An interesting... fing what irritate me

I have often whinged about the crass comments beneath articles on South Africa news and opinion sites. Aside from the usual stereotyping of race, trolling and usual moronic activities, the one that pisses me off the most looks like this:

Haibo...des ting is so stuped!! I scheem Juliaas desind des format! Eish eish.

You can see the original comment here: Quota robs team of victory.

It annoys me that these are published as they are quite evidently and blatantly racist. That comment was allegedly left by a reader called Sipho which is quite obviously a spoof name as the commenter is trying to rip off black people.

Evidently the use of Haibo and Eish eish are used to typify the alleged black person commenting and the accent formed by the spelling of the words is there for no other reason than to promote stupidity.

It is rather obvious that people who are not English speaking South Africans can spell in English and don't type like their accent.

Would our media organisations also publish comments that rip off an Afrikaner accent in the same way?

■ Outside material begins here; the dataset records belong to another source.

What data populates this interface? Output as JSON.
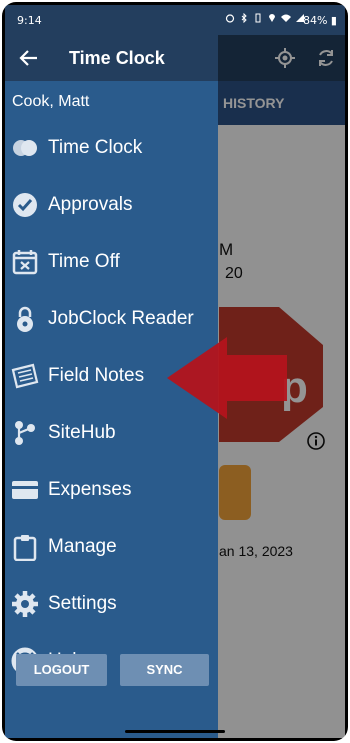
{
  "status_bar": {
    "time": "9:14",
    "battery": "84%"
  },
  "drawer": {
    "title": "Time Clock",
    "user": "Cook, Matt",
    "items": [
      {
        "label": "Time Clock",
        "icon": "toggle-circles-icon"
      },
      {
        "label": "Approvals",
        "icon": "check-circle-icon"
      },
      {
        "label": "Time Off",
        "icon": "calendar-x-icon"
      },
      {
        "label": "JobClock Reader",
        "icon": "padlock-icon"
      },
      {
        "label": "Field Notes",
        "icon": "notepad-icon"
      },
      {
        "label": "SiteHub",
        "icon": "share-nodes-icon"
      },
      {
        "label": "Expenses",
        "icon": "credit-card-icon"
      },
      {
        "label": "Manage",
        "icon": "clipboard-icon"
      },
      {
        "label": "Settings",
        "icon": "gear-icon"
      },
      {
        "label": "Help",
        "icon": "lifebuoy-icon"
      }
    ],
    "logout_label": "LOGOUT",
    "sync_label": "SYNC"
  },
  "background": {
    "tab_history": "HISTORY",
    "text_m": "M",
    "text_20": "20",
    "stop_letter": "p",
    "date_text": "an 13, 2023"
  },
  "colors": {
    "drawer_bg": "#2a5b8c",
    "header_bg": "#233e5e",
    "button_bg": "#6e8fb3",
    "arrow_red": "#b3141c",
    "stop_red": "#c0392b"
  }
}
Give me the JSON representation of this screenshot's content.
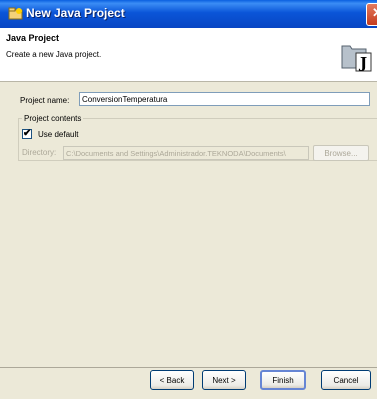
{
  "window": {
    "title": "New Java Project",
    "close_symbol": "✕"
  },
  "header": {
    "title": "Java Project",
    "description": "Create a new Java project.",
    "banner_letter": "J"
  },
  "form": {
    "project_name_label": "Project name:",
    "project_name_value": "ConversionTemperatura",
    "contents_group_title": "Project contents",
    "use_default_label": "Use default",
    "use_default_checked": "✔",
    "directory_label": "Directory:",
    "directory_value": "C:\\Documents and Settings\\Administrador.TEKNODA\\Documents\\",
    "browse_label": "Browse..."
  },
  "buttons": {
    "back": "< Back",
    "next": "Next >",
    "finish": "Finish",
    "cancel": "Cancel"
  },
  "colors": {
    "title_bar": "#0a55d8",
    "dialog_bg": "#ece9d8",
    "header_bg": "#ffffff",
    "disabled_text": "#aca899"
  }
}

If, underneath an article about Afriforum buggering up the organisation of a march, I typed a comment that said "I can laaik to fink I are a hero but I is not because I is going to cook the mielies" would it be published?

And is it adding to public discourse?

And is it relevant at all?

Or is it offensive to Afrikaners because I would be portraying them as stupid?

From my point of view it's offensive and relates solely to a mentality that people who talk in an accent are stupid. Typing that nonsense does nothing but try to support that message.

And it's a deeply racist and disgusting thing to do. No matter whose accent is mimicked while trying to make a point.

Can anyone tell me when ripping off an accent during an argument was done tastefully, or was necessary?

And do we STILL think that people who don't speak the way we do are automatically less intelligent?

1 comment:

Anton Marshall said...

I say, old bean... offhand, I'd say that 'ripping off' an accent or such-like possibly adds to the social discourse only when it is done in an obviously parodic - nay, satirical way. For example, PD Uys mimicking stereotypes in his various incarnations is obviously to reflect a self-awareness of stigma. This is intended to allow the watcher to 'laugh at themselves' in the absurdity of it all. I say 'intention', though it seems often that people miss the point. - James Smith-Smythe-Smith III, Esq., Huntingdon.